Until recently, the transmission equation for wind-dominated regions was based on a two-sided balance: build more transmission capacity or accept more curtailment. Today, the maturation of battery technology, the growing potential for flexible demand, and the opportunity to develop a green hydrogen sector potentially capable of linking to the electricity system in a highly flexible way, add a third dimension to that balance.

These other sources of ‘flexibility’ depend on investment and availability provided by actors other than the ESO or the network owners. This, in turn, depends on market signals. In spite of apparent analogies between network capacity and replenishable energy storage – the network moves energy from one place to another; storage moves it from one time to another – the ESO and network owners are forbidden from owning storage. Today’s transmission planners need to anticipate not just the relative locations of generation and demand and the cost of networks to link the two, but also the potential for flexibility to reduce curtailment and increase the utilisation of the transmission capacity that is built.

Studying the trade off

The new project aims to explore the potential future locations of generation and the growth of demand. It will show what these changes would mean for how much energy the transmission network would need to carry over what distances over the course of a year, and what the peak power flows would be if the network had infinite capacity. In so doing, we will shine a light on the way that transmission planning is done and the scale of the challenge in developing the network to accommodate different future energy transition pathways.
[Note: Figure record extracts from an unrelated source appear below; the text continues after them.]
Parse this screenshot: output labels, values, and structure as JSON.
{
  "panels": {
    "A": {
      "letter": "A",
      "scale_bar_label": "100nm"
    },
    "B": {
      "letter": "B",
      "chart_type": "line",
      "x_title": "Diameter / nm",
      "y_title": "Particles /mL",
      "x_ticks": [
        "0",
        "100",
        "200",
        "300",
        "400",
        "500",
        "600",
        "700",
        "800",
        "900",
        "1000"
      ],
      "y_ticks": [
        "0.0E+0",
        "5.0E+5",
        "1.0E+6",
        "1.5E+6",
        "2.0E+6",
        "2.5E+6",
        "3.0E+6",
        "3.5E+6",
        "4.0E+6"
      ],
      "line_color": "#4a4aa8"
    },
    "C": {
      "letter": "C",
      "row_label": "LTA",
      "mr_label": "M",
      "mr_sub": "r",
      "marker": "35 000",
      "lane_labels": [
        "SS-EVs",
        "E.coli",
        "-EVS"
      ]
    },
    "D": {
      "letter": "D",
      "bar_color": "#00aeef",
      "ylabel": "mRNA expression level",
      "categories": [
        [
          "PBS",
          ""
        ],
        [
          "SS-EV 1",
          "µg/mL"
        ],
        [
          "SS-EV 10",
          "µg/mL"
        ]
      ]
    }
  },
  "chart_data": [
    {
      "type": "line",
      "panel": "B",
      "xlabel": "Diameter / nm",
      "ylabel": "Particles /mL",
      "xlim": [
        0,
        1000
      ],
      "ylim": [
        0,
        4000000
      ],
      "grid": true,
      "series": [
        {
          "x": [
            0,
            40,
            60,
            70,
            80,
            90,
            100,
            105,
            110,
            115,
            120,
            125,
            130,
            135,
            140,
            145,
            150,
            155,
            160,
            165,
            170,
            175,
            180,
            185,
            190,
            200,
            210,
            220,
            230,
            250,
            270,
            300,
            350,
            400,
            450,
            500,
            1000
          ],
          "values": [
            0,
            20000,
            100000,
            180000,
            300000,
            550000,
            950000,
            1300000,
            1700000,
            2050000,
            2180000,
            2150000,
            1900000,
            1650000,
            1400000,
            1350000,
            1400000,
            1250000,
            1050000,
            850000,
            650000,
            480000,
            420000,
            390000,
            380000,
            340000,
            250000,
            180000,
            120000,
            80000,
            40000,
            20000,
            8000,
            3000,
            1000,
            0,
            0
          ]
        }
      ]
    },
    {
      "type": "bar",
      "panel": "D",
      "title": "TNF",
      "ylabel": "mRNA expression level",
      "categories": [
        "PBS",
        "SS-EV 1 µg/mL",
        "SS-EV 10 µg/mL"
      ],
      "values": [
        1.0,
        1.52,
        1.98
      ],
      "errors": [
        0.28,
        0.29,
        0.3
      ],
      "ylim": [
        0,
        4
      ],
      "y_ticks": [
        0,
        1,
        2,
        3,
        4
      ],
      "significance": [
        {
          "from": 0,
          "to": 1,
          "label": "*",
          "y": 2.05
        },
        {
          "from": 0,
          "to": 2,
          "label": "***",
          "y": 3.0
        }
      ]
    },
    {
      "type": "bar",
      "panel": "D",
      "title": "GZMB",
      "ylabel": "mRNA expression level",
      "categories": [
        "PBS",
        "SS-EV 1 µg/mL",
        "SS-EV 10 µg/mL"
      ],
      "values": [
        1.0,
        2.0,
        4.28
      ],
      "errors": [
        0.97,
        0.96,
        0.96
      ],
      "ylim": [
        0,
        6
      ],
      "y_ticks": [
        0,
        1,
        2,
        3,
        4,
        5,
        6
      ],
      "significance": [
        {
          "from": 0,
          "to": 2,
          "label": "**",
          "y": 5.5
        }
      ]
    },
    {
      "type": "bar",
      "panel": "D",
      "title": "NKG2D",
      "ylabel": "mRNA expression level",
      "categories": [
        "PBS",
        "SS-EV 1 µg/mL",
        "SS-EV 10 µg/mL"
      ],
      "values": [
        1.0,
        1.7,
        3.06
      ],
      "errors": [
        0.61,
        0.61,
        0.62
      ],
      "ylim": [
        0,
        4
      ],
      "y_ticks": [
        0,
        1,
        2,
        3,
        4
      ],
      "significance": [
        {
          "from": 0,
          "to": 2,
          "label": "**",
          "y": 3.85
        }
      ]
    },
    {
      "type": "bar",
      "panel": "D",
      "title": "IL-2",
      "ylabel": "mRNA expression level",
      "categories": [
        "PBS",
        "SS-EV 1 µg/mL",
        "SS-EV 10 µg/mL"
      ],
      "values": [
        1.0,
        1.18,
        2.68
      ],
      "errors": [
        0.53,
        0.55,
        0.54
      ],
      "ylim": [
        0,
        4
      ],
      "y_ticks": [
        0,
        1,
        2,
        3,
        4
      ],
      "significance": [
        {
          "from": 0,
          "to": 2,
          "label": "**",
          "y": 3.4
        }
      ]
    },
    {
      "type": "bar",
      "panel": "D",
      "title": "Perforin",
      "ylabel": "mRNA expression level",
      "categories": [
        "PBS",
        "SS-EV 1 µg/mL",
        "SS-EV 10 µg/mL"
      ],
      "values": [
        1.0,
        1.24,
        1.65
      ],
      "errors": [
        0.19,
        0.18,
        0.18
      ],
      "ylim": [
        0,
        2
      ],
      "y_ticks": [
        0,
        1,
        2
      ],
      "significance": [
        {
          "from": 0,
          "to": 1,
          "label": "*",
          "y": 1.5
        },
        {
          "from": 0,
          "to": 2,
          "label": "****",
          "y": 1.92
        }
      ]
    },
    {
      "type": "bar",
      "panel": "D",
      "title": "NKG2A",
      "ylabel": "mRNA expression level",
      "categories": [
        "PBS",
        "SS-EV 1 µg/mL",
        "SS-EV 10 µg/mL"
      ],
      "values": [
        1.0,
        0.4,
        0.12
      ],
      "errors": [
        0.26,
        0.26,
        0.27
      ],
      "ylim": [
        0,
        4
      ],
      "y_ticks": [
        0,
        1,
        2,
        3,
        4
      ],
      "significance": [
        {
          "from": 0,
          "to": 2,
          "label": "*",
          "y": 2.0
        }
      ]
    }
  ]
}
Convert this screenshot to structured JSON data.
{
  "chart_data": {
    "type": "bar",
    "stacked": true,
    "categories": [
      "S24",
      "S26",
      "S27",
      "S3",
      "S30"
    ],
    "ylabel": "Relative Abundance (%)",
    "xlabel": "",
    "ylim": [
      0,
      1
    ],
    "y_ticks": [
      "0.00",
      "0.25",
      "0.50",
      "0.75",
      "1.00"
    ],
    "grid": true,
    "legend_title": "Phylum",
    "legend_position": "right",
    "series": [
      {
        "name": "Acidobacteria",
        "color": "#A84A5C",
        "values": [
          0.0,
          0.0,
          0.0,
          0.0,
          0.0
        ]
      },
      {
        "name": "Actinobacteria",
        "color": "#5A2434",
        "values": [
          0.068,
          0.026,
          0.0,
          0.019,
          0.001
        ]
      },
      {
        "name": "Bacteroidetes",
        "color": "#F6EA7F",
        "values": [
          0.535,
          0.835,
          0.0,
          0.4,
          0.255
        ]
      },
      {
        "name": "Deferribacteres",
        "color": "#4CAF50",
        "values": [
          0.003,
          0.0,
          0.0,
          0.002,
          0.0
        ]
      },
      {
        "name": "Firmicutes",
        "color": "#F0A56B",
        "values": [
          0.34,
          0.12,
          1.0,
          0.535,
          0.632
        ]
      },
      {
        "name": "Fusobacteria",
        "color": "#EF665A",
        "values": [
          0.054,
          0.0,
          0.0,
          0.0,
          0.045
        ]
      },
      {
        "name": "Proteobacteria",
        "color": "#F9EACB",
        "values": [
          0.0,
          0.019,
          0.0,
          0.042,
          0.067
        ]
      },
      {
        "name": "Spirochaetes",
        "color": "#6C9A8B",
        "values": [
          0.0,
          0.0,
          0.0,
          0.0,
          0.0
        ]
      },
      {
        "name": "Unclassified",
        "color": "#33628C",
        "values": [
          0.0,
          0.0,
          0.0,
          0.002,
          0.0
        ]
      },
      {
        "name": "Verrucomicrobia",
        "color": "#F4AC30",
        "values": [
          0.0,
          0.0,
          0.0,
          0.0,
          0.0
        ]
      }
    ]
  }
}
In recent years, the Government’s main focus has been on encouraging investment in renewable generation capacity. However, there is a now a recognition of the importance of transmission and, belatedly, the challenge of delivering it. Major wholesale market reforms are being advocated by some, partly as way of encouraging ‘flexibility’ and partly to reduce the need for new transmission. But how realistic is that? And, if low carbon energy ambitions are to be realised, and realised with demand reliably met at least cost, what is the minimum amount of transmission we really must build, and how quickly?


Simon Gill runs the independent consultancy The Energy Landscape and is an associate of Regen.

Keith Bell holds the ScottishPower Chair in Future Power Systems at the University of Strathclyde, is a Co-Director of the UK Energy Research Centre (UKERC), leads the UKERC research theme on Energy Infrastructure Transition, and, along with Ian Cotton, is Scientific Director of the Electrical Infrastructure Research Hub, a collaboration between the Offshore Renewable Energy (ORE) Catapult, University of Strathclyde and University of Manchester.

The blog has been published on the websites of both UKERC and the ORE Catapult.

[1] See Booth. E. S. et al, The 400kV Grid system for England and Wales, The Institution of Electrical Engineers, Paper No. 3883 S, March 1962.

[2] The big idea that many economists put forward in, for example, consultancy reports for the energy regulator, Ofgem, or for the ESO, is ‘locational marginal pricing’ (LMP). However, as others have pointed out – see, for example, a report that we published recently along with our colleague, Callum MacIver – adoption of LMP would have a range of consequences and practical implementation is not without its challenges.

[3] Lots of willingness to flex was revealed but it doesn’t seem to have been an unqualified success: there have been some suggestions of game-playing and there is an ongoing challenge for all forms of demand response associated with ‘baselining’ what the demand profile would have been in the absence of the flexibility request.